A quelques jours de notre départ de Pékin, nous décidons de partir à la découverte de la grande muraille de Chine, plus grand édifice jamais construit par l’homme, et classé parmi les sept « nouvelles merveilles du monde». Etonnamment, l’aspect le plus riche en enseignements de cette escapade est de loin le trajet jusqu’à la muraille, que nous décidons de faire par nos propres moyens, plutôt que de joindre un tour organisé ou engager un chauffeur. Notre Bible Lonely Planet nous indique avec force détails comment, avec patience et détermination, nous devrions être en mesure de prendre trois bus différents, dont le H25 qui ne passe qu’une fois par jour, afin d’atteindre le village de Jiankou au pied d’une portion non restaurée de la muraille. Nous embarquons sans encombre à bord du premier bus, celui qui nous éloigne de Pékin, et nous assoupissons sur nos sièges le cœur léger, sachant que nous avons plus d’une heure de trajet devant nous jusqu’au terminus.

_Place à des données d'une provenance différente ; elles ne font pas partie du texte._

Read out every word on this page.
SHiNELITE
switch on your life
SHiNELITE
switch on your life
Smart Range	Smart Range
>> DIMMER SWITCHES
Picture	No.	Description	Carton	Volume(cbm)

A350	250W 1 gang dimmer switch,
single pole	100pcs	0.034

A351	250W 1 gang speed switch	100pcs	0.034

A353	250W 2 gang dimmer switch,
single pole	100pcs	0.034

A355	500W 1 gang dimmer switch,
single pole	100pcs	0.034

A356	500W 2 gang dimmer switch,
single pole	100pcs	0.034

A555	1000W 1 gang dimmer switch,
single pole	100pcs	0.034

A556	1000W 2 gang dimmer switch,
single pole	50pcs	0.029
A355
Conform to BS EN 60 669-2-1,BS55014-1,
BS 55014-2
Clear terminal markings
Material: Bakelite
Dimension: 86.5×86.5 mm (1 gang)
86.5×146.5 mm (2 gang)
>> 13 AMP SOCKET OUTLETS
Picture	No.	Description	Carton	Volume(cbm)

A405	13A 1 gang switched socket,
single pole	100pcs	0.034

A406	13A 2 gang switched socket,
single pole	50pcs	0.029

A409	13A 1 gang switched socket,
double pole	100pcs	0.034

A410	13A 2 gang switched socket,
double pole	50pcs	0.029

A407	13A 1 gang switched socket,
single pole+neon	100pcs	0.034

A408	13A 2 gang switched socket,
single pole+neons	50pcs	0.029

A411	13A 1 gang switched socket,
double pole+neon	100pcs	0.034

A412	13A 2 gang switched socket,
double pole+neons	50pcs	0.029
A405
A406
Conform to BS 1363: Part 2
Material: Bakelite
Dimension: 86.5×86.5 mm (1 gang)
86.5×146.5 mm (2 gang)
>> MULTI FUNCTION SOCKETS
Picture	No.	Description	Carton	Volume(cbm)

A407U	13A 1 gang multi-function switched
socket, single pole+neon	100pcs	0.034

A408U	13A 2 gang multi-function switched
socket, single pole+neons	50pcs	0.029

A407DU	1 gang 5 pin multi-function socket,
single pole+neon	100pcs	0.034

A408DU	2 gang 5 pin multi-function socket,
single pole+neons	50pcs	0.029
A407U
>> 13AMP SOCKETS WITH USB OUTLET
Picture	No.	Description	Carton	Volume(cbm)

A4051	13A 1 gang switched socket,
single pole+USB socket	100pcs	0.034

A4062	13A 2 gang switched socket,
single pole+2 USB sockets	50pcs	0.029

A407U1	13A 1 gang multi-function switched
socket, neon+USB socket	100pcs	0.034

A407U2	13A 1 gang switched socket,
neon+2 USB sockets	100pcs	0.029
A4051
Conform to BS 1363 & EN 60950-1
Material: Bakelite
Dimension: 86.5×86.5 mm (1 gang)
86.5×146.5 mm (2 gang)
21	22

C’est pourtant seulement 45 minutes plus tard que nous sommes réveillés à grands cris par un homme qui nous ordonne de sortir alors que nous ne sommes vraisemblablement pas au terminus, car aucun autre passager ne descend. D’un air empressé, engoncé dans un uniforme que nous n’identifions pas (agent de la compagnie de bus ? policier ? infirmier ? scout ?), l’homme nous fait signe de nous lever et quitter le bus. Ensommeillés et un peu déboussolés, nous le suivons sans broncher. Une fois dehors, il nous explique que le bus ne va pas du tout là où l’on veut, non-non-non (imaginez-le agiter frénétiquement sa tête de gauche à droite en battant des bras), mais que, coup de bol, il a un taxi, et peut nous emmener à destination à moindre frais, oui-oui-oui (agitation de la tête verticale, grand sourire). Ne manquant pas de le remercier pour son incroyable générosité, nous lui signifions que nous allons attendre le prochain bus et aller jusqu’au terminus comme nous l’avions prévu.

C’est alors que la mise en scène diabolique se reproduit quelques kilomètres plus loin.

En remontant dans le bus suivant, je retrouve cet encadré du Lonely Planet que j’avais parcouru distraitement auparavant et qui se résume à : « Attention aux faux employés du réseau de bus qui vont tenter de vous faire débarquer avant votre destination pour vous trainer par les cheveux dans leur taxi hors de prix. » Aussi, lorsque la mise en scène diabolique se reproduit quelques kilomètres plus loin, nous prenons un air déterminé et nous accrochons à nos sièges. C’est ainsi que nous arrivons au terme du premier trajet.

Une fois au terminus, une horde de chauffeurs de taxis nous accoste, affirmant là encore qu’il n’y a pas de bus pour Jiankou, mais nous les ignorons froidement pour aller avaler une plâtrée de nouilles. L’estomac plein et l’esprit clair, nous parvenons à prendre le deuxième bus sans perturbation notable.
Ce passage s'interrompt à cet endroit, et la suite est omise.